Russia's reformers, and their Western supporters, assure themselves that during the transition to capitalism some illegal privatization is inevitable. The rapid acquisition of assets by a handful of capitalists is required to spark economic growth and strengthen the position of the private sector vis a vis the state. The resulting concentration of wealth in the hands of a class of millionaires will lead to investment into profitable industries and the creation of laws designed to protect private property.
This model is also mythical. During Russia's privatization, the wealth of the state has become concentrated into the hands of a few billionaires cozily allied with the state. They have tended to hide their earnings abroad rather than invest them in Russia.
Progress towards a law-based state has been faltering.
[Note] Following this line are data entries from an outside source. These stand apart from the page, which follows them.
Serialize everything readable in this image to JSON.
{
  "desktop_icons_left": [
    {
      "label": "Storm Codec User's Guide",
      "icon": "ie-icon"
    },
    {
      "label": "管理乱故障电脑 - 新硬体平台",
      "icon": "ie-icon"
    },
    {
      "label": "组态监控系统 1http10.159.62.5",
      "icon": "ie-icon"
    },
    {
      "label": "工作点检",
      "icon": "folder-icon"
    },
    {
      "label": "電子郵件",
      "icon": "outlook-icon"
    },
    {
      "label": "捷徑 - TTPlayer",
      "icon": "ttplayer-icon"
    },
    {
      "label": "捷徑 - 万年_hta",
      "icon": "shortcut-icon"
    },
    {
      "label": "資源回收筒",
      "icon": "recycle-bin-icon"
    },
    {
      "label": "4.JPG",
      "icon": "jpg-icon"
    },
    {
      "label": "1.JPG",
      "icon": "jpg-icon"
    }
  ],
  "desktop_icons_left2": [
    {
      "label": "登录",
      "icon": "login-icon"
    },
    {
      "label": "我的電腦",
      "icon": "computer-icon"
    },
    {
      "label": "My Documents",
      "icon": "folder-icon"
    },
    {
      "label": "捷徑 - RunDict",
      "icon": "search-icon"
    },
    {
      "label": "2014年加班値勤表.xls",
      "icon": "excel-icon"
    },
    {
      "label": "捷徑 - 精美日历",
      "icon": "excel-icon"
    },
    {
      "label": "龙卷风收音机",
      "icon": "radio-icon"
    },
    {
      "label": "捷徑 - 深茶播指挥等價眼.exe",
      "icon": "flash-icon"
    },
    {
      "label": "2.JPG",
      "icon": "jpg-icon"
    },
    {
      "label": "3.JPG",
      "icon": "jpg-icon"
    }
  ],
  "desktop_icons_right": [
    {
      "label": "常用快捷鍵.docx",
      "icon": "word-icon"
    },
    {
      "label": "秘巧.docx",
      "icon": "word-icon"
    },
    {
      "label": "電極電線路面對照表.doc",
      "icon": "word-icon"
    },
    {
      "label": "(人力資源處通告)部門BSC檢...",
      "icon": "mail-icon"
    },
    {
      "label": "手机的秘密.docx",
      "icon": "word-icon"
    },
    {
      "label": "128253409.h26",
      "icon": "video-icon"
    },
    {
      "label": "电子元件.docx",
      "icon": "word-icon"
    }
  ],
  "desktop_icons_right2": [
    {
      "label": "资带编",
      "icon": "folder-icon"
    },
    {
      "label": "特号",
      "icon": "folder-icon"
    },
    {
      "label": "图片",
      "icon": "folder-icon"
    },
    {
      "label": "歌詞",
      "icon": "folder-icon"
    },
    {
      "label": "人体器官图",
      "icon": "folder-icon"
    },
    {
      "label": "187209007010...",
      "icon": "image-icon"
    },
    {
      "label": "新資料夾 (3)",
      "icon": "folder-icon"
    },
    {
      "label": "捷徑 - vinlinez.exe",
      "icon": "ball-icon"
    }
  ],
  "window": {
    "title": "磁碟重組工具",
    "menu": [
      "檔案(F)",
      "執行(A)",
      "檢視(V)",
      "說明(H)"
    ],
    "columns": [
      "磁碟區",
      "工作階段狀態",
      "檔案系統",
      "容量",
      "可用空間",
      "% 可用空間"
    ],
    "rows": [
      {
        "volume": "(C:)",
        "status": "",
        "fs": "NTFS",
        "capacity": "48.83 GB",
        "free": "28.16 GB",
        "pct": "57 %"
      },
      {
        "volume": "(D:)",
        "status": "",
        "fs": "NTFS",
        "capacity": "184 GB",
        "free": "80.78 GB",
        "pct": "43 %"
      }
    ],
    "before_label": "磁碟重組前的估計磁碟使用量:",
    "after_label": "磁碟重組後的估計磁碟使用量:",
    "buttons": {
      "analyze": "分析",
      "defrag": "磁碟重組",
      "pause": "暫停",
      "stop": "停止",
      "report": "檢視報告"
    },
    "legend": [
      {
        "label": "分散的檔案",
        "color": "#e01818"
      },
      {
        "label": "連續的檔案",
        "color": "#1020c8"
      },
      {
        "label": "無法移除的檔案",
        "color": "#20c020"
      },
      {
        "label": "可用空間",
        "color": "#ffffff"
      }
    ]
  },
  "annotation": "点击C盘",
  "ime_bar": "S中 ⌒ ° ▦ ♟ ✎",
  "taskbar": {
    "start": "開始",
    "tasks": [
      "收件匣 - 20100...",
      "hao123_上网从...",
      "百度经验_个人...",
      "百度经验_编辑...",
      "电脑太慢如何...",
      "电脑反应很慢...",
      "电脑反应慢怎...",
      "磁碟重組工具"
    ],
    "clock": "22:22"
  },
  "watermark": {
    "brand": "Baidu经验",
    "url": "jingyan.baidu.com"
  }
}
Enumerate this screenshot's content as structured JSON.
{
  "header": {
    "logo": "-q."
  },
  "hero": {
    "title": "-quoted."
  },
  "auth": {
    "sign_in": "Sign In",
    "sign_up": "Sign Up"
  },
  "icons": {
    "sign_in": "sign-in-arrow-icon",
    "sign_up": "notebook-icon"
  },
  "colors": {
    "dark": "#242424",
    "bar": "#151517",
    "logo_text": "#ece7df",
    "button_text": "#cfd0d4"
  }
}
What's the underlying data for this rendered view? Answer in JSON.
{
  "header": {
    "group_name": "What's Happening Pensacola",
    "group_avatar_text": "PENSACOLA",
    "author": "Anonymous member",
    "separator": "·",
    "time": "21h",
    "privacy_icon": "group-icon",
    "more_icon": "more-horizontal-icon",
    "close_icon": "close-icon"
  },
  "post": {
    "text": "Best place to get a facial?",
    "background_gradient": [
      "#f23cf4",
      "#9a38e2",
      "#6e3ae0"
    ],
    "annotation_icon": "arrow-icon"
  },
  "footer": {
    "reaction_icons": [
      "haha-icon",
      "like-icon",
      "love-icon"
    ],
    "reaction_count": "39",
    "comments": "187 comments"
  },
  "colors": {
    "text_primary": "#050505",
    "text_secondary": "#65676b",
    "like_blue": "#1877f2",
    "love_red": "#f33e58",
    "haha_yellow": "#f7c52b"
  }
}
The political class who benefit from privatization have a vested interest in a legal system built upon rules that can be manipulated, not laws that can be enforced. The notion that a government official may have a conflict of interest when dividing up of the state's assets is a source of amusement.
The burial of Tsar Nicholas II should remind us of how Russia's political culture fosters myths to sustain weak, self-aggrandizing leaders, and that this phenomenon did not end with the monarchy.
The communist vanguard, the Bolsheviks, seized power illegally and did not let go of the reigns for 70 years. The Soviet Union was born of a revolution from above that never became accepted by the people or institutionalized as a government. Decisions about how to produce goods and allocate resources were made by a select group of party members, the nomenklatura. Market considerations, such as supply and demand, price and quality, rarely entered the picture. This centralization of control over resources took place under the banner of equality for workers and the redistribution of wealth.
Similarly, under Russia's new leadership, the free market and democracy are at risk of becoming mere slogans behind which a vanguard of capitalists privatize the state's wealth for their own benefit. Russia is in danger of becoming a plutocracy, ruled by a group of individuals whose stolen wealth is the source of new power over the people. The threat of the mafia could become the myth by which they sustain this power.
There is little time. If history is of value, it teaches that when Russia transforms itself from one system to another overnight, the leadership will advance its interests at the cost of social chaos, economic disintegration and, finally, an unmitigated and fatal dependence of the people on the state.
Matthew H. Murray is president of Sovereign Ventures Inc./Bronze Lion ZAO,a management consulting group specializing in direct equity investment and small business development in Russia.